The Departments of Health and Human Services (HHS), Labor, and the Treasury recently issued new guidance for the dispute resolution process under the federal No Surprises Act. The Departments have made several attempts to implement regulations since the No Surprises Act was enacted in late 2020. Some have been interim rules, and some have been struck down by federal courts. This is the first final rule to implement the statute.
Under the No Surprises Act (NSA), if a healthcare provider and insurance company cannot resolve a disagreement over payment for out-of-network services through negotiation, the parties may proceed to a “baseball-style” arbitration. In this process, a third party chooses one appropriate payment from two suggestions offered by the provider and the insurer, taking into account certain considerations.
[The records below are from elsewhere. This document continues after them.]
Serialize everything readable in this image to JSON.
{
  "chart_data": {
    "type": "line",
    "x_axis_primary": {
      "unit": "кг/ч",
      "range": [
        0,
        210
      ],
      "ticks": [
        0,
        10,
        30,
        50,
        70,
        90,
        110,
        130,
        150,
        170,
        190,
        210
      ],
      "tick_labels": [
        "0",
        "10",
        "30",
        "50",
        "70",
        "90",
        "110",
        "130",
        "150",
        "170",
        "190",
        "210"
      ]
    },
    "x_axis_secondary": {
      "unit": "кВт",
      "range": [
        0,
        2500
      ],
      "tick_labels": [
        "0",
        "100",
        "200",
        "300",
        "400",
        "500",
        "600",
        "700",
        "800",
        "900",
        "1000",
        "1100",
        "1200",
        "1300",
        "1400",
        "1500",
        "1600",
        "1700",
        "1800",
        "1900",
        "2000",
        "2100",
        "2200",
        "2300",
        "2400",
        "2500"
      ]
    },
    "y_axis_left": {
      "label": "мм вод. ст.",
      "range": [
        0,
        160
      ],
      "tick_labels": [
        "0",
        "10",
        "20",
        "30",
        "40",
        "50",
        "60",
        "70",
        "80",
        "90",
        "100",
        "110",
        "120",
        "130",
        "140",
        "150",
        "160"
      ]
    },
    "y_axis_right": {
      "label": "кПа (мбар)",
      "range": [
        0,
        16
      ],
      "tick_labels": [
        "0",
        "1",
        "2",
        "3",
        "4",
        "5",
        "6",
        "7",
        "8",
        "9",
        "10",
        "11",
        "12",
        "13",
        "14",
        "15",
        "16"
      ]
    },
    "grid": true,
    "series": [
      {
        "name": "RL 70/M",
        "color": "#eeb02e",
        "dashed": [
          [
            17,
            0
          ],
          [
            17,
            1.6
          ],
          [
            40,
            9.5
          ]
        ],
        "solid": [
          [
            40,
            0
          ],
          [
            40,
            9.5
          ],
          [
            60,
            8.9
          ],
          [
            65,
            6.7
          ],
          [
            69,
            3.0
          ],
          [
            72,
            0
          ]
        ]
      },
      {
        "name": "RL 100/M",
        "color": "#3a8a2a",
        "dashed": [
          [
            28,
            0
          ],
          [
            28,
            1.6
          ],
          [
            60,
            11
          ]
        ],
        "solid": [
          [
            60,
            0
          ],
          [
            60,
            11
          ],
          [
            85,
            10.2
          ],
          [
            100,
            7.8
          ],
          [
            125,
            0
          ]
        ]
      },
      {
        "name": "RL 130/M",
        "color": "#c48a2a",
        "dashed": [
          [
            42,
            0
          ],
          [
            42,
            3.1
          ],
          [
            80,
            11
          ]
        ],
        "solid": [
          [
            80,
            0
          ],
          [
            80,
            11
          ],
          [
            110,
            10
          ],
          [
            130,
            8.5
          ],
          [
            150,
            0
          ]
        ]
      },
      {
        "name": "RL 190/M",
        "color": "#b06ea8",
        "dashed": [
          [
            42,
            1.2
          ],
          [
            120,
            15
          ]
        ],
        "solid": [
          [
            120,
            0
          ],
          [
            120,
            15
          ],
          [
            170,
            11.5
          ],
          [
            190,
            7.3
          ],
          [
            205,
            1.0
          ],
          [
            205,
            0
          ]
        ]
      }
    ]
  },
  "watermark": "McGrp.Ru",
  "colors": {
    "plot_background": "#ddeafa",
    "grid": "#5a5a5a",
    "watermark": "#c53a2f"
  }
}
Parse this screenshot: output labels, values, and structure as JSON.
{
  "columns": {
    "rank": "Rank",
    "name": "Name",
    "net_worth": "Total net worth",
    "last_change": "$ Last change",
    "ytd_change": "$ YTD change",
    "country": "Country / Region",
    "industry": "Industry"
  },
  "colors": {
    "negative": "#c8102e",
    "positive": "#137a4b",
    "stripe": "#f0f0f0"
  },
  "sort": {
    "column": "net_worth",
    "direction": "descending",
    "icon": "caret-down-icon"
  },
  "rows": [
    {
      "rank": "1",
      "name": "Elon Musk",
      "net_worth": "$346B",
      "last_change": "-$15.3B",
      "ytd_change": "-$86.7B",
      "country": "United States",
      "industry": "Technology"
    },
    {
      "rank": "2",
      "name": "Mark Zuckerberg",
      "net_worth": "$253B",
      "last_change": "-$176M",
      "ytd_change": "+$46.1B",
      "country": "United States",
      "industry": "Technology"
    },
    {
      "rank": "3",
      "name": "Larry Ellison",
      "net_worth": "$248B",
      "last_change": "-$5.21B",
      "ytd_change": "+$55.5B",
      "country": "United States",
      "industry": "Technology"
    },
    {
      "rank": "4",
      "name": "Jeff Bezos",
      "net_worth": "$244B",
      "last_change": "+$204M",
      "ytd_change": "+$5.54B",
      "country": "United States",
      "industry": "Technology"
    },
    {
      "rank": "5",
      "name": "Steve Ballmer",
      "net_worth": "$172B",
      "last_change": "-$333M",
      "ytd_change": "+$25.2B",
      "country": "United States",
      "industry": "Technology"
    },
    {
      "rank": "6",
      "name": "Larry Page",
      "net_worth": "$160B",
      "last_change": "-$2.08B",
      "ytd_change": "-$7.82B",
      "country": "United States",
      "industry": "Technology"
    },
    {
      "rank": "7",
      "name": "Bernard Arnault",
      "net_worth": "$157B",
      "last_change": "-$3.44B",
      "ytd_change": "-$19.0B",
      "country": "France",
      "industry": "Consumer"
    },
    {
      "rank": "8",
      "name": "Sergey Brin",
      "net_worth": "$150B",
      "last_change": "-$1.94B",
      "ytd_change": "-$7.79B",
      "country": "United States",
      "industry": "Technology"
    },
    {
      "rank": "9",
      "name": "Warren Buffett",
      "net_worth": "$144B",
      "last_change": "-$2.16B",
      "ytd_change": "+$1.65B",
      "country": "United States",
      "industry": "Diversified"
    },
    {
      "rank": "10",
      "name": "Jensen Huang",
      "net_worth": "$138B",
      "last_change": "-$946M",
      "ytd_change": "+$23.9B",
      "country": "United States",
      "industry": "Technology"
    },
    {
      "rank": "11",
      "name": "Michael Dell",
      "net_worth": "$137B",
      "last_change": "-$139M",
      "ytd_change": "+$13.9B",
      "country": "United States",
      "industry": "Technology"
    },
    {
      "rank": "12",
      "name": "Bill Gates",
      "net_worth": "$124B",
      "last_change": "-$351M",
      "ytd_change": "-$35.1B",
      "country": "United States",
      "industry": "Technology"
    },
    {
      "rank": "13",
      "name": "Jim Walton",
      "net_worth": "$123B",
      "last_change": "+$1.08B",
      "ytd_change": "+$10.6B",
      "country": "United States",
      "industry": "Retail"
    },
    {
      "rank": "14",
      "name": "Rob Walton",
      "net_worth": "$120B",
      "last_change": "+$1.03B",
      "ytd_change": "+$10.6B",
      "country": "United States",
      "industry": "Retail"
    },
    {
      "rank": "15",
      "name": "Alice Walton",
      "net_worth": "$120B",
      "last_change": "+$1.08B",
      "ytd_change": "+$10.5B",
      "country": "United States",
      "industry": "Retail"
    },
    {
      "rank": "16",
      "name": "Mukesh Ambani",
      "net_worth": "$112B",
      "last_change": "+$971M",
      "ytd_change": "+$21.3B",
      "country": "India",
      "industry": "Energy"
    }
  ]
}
Where the insurer denies or “downcodes” a claim under the No surprises Act, HHS requires the insurer to disclose the Qualified Payment Amount (QPA) for each item or service at issues. The QPA is generally the insurer’s median in-network rate and may be an approximation of what the insurer would have paid for the service if provided by an in-network provider or facility. Under the new rule, HHS has defined “downcode” to mean the alteration by a plan or issuer of the service code to another service code or the alteration, addition, or removal by a plan or issuer of a modifier, if the changed code or modifier is associated with a lower QPA than the service code or modifier billed by the provider, facility, or provider of air ambulance services. Therefore, where this occurs, insurers are required to disclose their QPA.
Further, HHS has been forced to shift course regarding the use of the QPA. Initially, HHS had required that the arbitrators that resolve these disputes defer to the QPA and give it additional weight by selecting the proposed payment amount closest to the QPA. Healthcare providers argued that this over-reliance on the insurer’s QPA was contrary to the No Surprises Act itself and that HHS skipped the notice-and-comment process when implementing it. A federal court agreed and struck down that prior version of the rule. The new rule directs arbitrators to consider the QPA and then consider all additional permissible information submitted by each party to determine which offer best reflects the appropriate out-of-network rate. The arbitrator should then select the offer that best represents the value of the item or service under dispute.